A: Todos os projetos dos quais participei foram especiais, cada um por diferentes motivos. No entanto, é verdade que alguns deixaram marcas importantes em mim. Sem dúvida, o curta La Línea del Olvido, dirigido por Gustavo Rondón, é um deles: foi um dos meus primeiros projetos cinematográficos profissionais e também tive a sorte de trabalhar com meu pai. Foi a primeira vez que trabalhamos juntos; Então, sim, está em um lugar especial no meu coração.

Além disso, o filme Cenizas Eternas tem um grande significado para mim; Foi um projeto que me fez crescer muito, tanto no nível pessoal, quanto profissional. Meu personagem, Maroma, é um indígena da etnia Yanomami, da Amazônia; então, encarná-la exigiu mudanças e desafios físicos e pessoais muito importantes, muita dedicação, respeito e confiança em mim e na minha equipe. Foi um trabalho lindo, do qual tenho lembranças maravilhosas.

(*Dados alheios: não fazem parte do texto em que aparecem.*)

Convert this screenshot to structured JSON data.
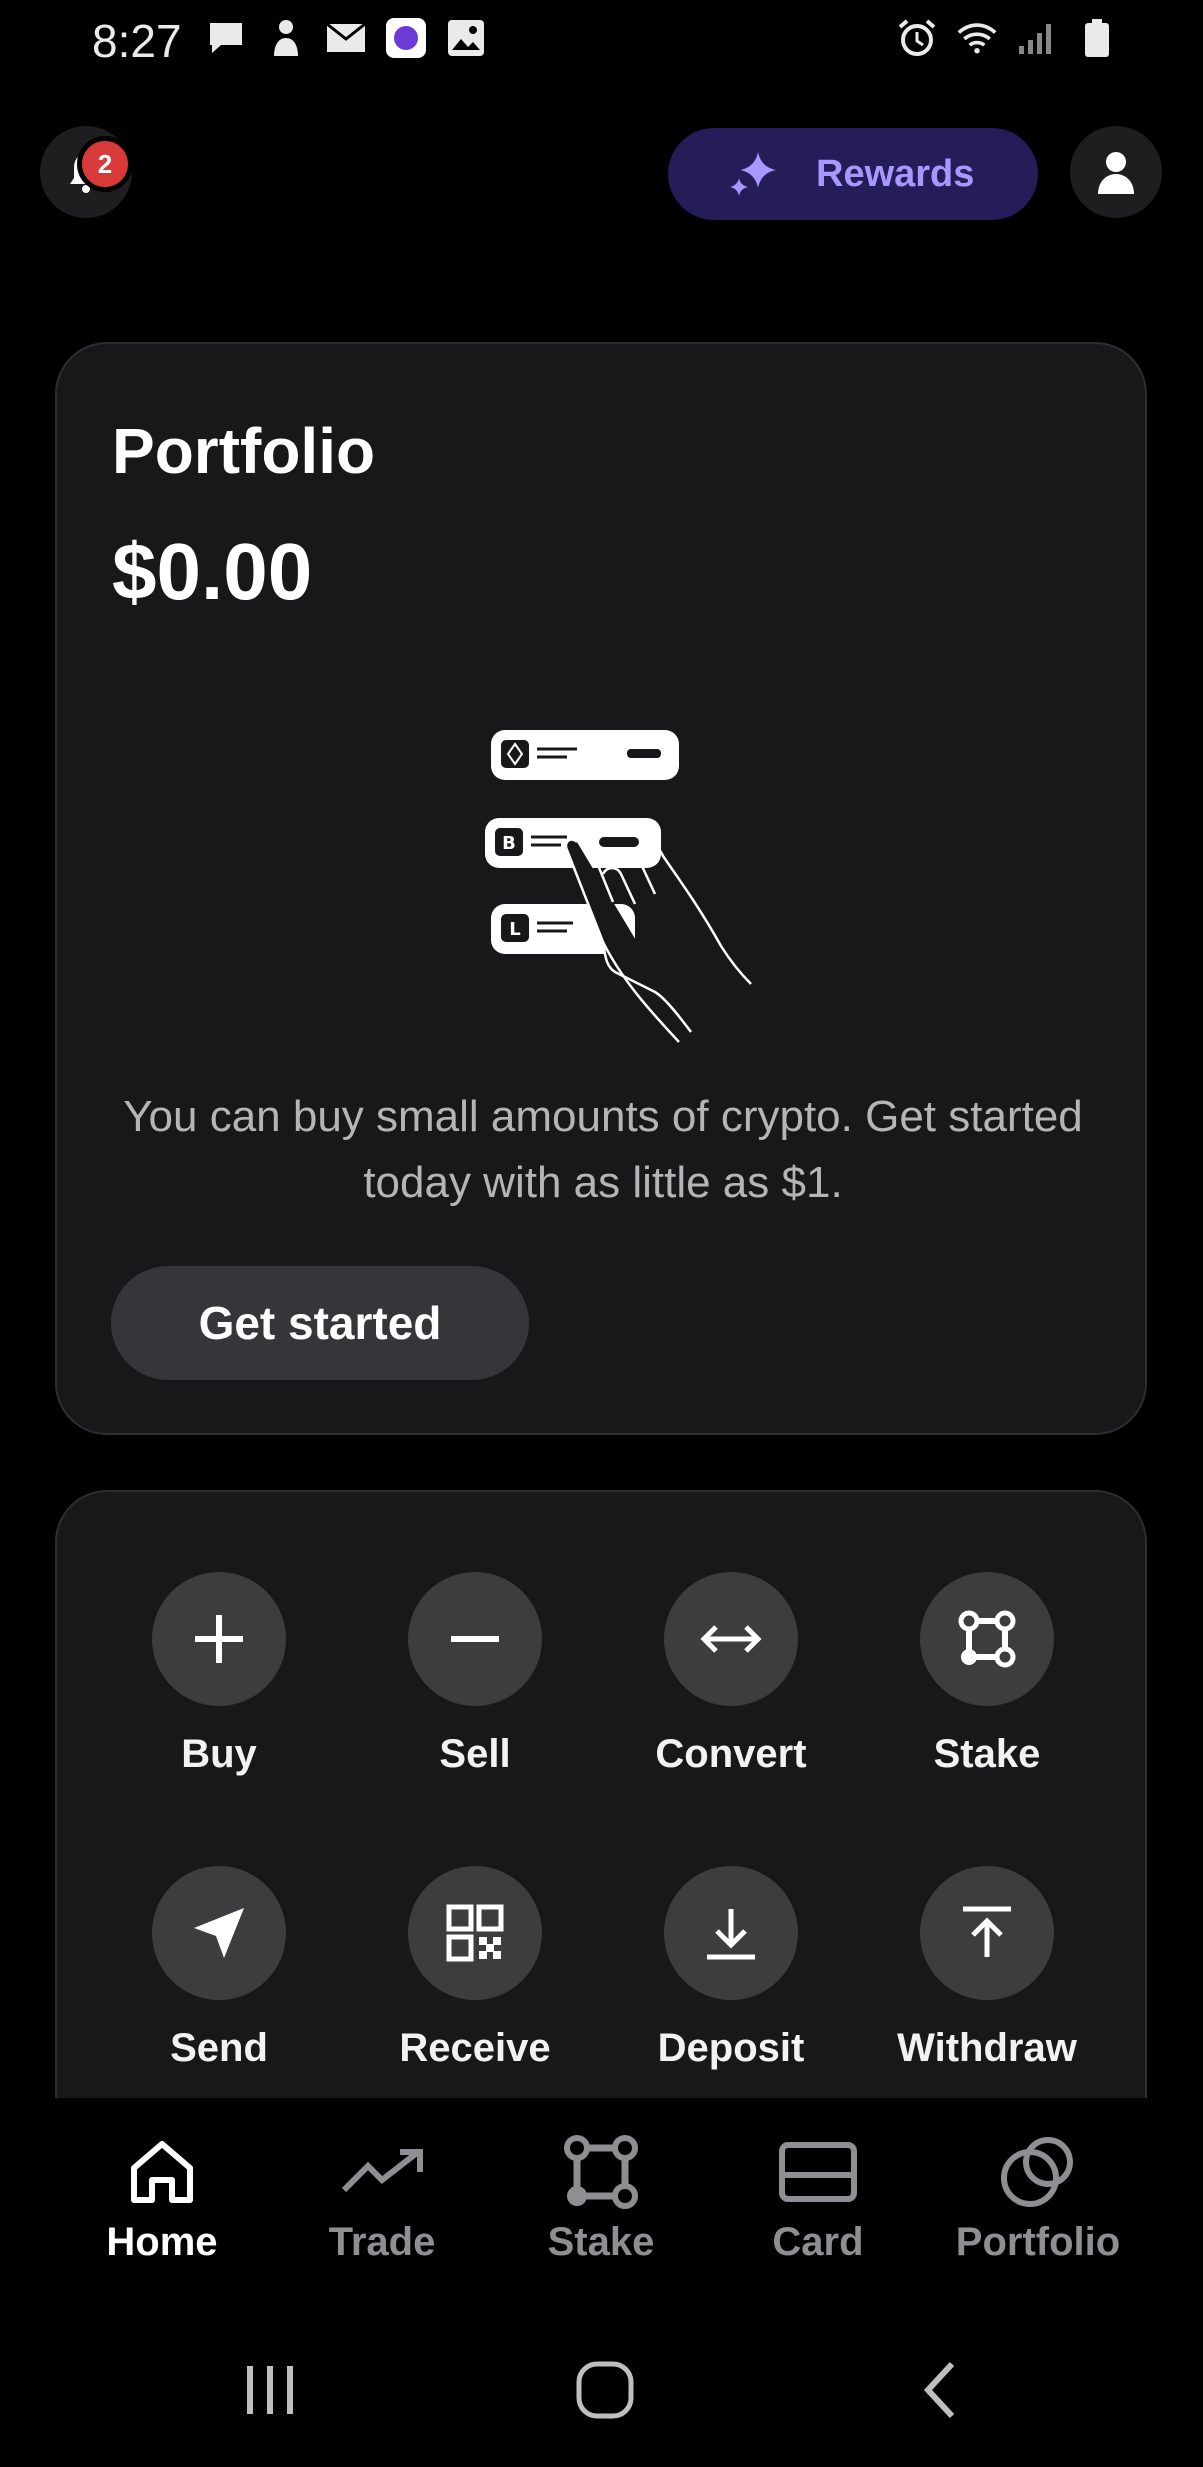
{
  "status_bar": {
    "time": "8:27",
    "left_icons": [
      "message-icon",
      "person-icon",
      "mail-icon",
      "app-icon",
      "gallery-icon"
    ],
    "right_icons": [
      "alarm-icon",
      "wifi-icon",
      "signal-icon",
      "battery-icon"
    ]
  },
  "header": {
    "notification_count": "2",
    "rewards_label": "Rewards"
  },
  "portfolio": {
    "title": "Portfolio",
    "value": "$0.00",
    "message": "You can buy small amounts of crypto. Get started today with as little as $1.",
    "cta": "Get started"
  },
  "actions": [
    {
      "label": "Buy",
      "icon": "plus-icon"
    },
    {
      "label": "Sell",
      "icon": "minus-icon"
    },
    {
      "label": "Convert",
      "icon": "arrows-horizontal-icon"
    },
    {
      "label": "Stake",
      "icon": "stake-icon"
    },
    {
      "label": "Send",
      "icon": "send-icon"
    },
    {
      "label": "Receive",
      "icon": "qr-code-icon"
    },
    {
      "label": "Deposit",
      "icon": "deposit-icon"
    },
    {
      "label": "Withdraw",
      "icon": "withdraw-icon"
    }
  ],
  "bottom_nav": [
    {
      "label": "Home",
      "icon": "home-icon",
      "active": true
    },
    {
      "label": "Trade",
      "icon": "trend-icon",
      "active": false
    },
    {
      "label": "Stake",
      "icon": "stake-icon",
      "active": false
    },
    {
      "label": "Card",
      "icon": "card-icon",
      "active": false
    },
    {
      "label": "Portfolio",
      "icon": "portfolio-icon",
      "active": false
    }
  ],
  "colors": {
    "background": "#000000",
    "card": "#18181a",
    "accent": "#a996ff",
    "badge": "#d83a3a"
  }
}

E: O filme LGBTQIA+ Azul y No Tan Rosa, de Miguel Ferrari, foi indicado, em 2014, como Melhor Filme Ibero-americano, nos Prêmios Goya e, com sua personagem, Valentina, você foi indicada à Melhor Atuação Especial. Como foi trabalhar nesse projeto e receber a indicação?

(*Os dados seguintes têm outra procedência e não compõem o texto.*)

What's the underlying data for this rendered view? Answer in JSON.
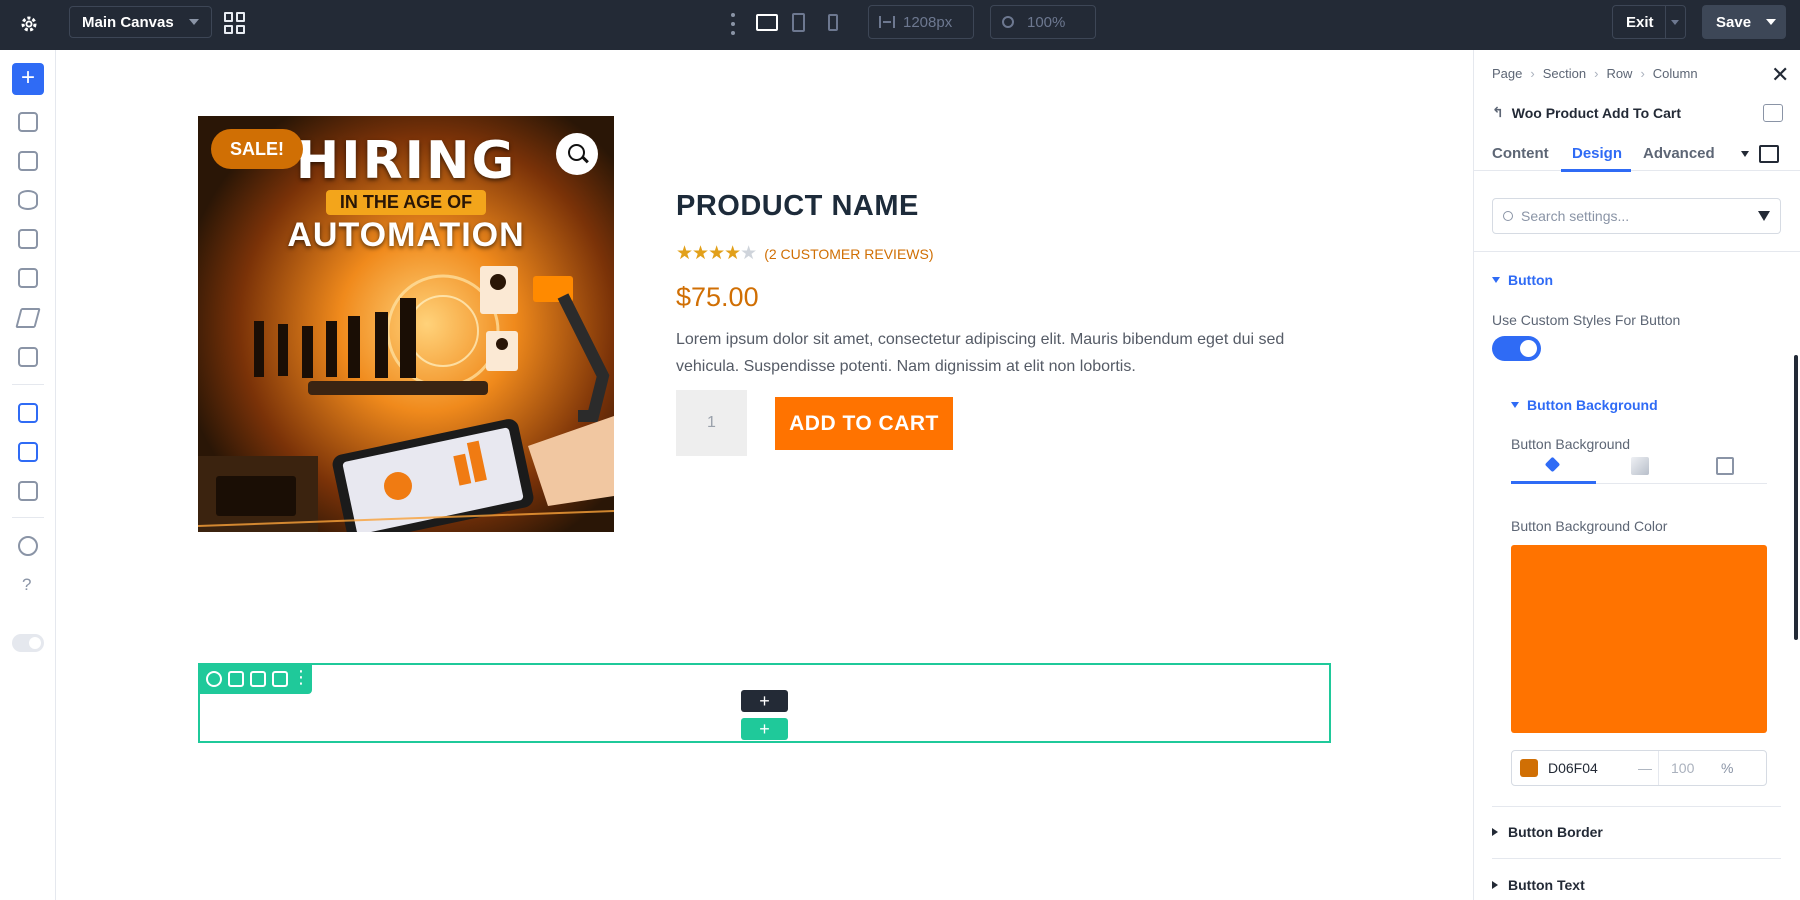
{
  "topbar": {
    "canvas_name": "Main Canvas",
    "width_value": "1208px",
    "zoom_value": "100%",
    "exit_label": "Exit",
    "save_label": "Save"
  },
  "canvas": {
    "product": {
      "image_badge": "SALE!",
      "image_title_line1": "HIRING",
      "image_title_line2": "IN THE AGE OF",
      "image_title_line3": "AUTOMATION",
      "name": "PRODUCT NAME",
      "rating_stars": 4,
      "reviews": "(2 CUSTOMER REVIEWS)",
      "price": "$75.00",
      "description": "Lorem ipsum dolor sit amet, consectetur adipiscing elit. Mauris bibendum eget dui sed vehicula. Suspendisse potenti. Nam dignissim at elit non lobortis.",
      "quantity": "1",
      "add_to_cart_label": "ADD TO CART"
    },
    "add_row_symbol": "+"
  },
  "panel": {
    "breadcrumbs": [
      "Page",
      "Section",
      "Row",
      "Column"
    ],
    "module_title": "Woo Product Add To Cart",
    "tabs": [
      "Content",
      "Design",
      "Advanced"
    ],
    "active_tab": "Design",
    "search_placeholder": "Search settings...",
    "group_button": "Button",
    "use_custom_styles_label": "Use Custom Styles For Button",
    "use_custom_styles_on": true,
    "subgroup_background": "Button Background",
    "background_label": "Button Background",
    "background_color_label": "Button Background Color",
    "background_color_hex": "D06F04",
    "background_color_display": "#ff7300",
    "opacity_value": "100",
    "opacity_unit": "%",
    "opacity_dash": "—",
    "group_border": "Button Border",
    "group_text": "Button Text"
  },
  "colors": {
    "accent": "#2f6bf5",
    "topbar_bg": "#232a36",
    "sale_orange": "#d06f04",
    "button_orange": "#ff7300",
    "section_teal": "#1fc99a"
  }
}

A: O filme não somente foi indicado, como também foi o vencedor desse ano (2014) nessa menção. Foi uma alegria imensa para mim e para todas as pessoas venezuelanas que ganhássemos o primeiro Prêmio Goya para o nosso país. Trabalhar nesse filme me trouxe  muitas satisfações, começando por ter tido a alegria de ser dirigida por meu talentoso amigo Miguel Ferrari. Tive a oportunidade de atuar em outro idioma (o Japonês!), que, junto ao trabalho de sotaque, é algo que eu realmente gosto; além de ser apoiada por uma equipe incrível. Algo mágico ocorreu nesse projeto e dali nasceram grandes amizades que formam parte importante da minha vida hoje em dia.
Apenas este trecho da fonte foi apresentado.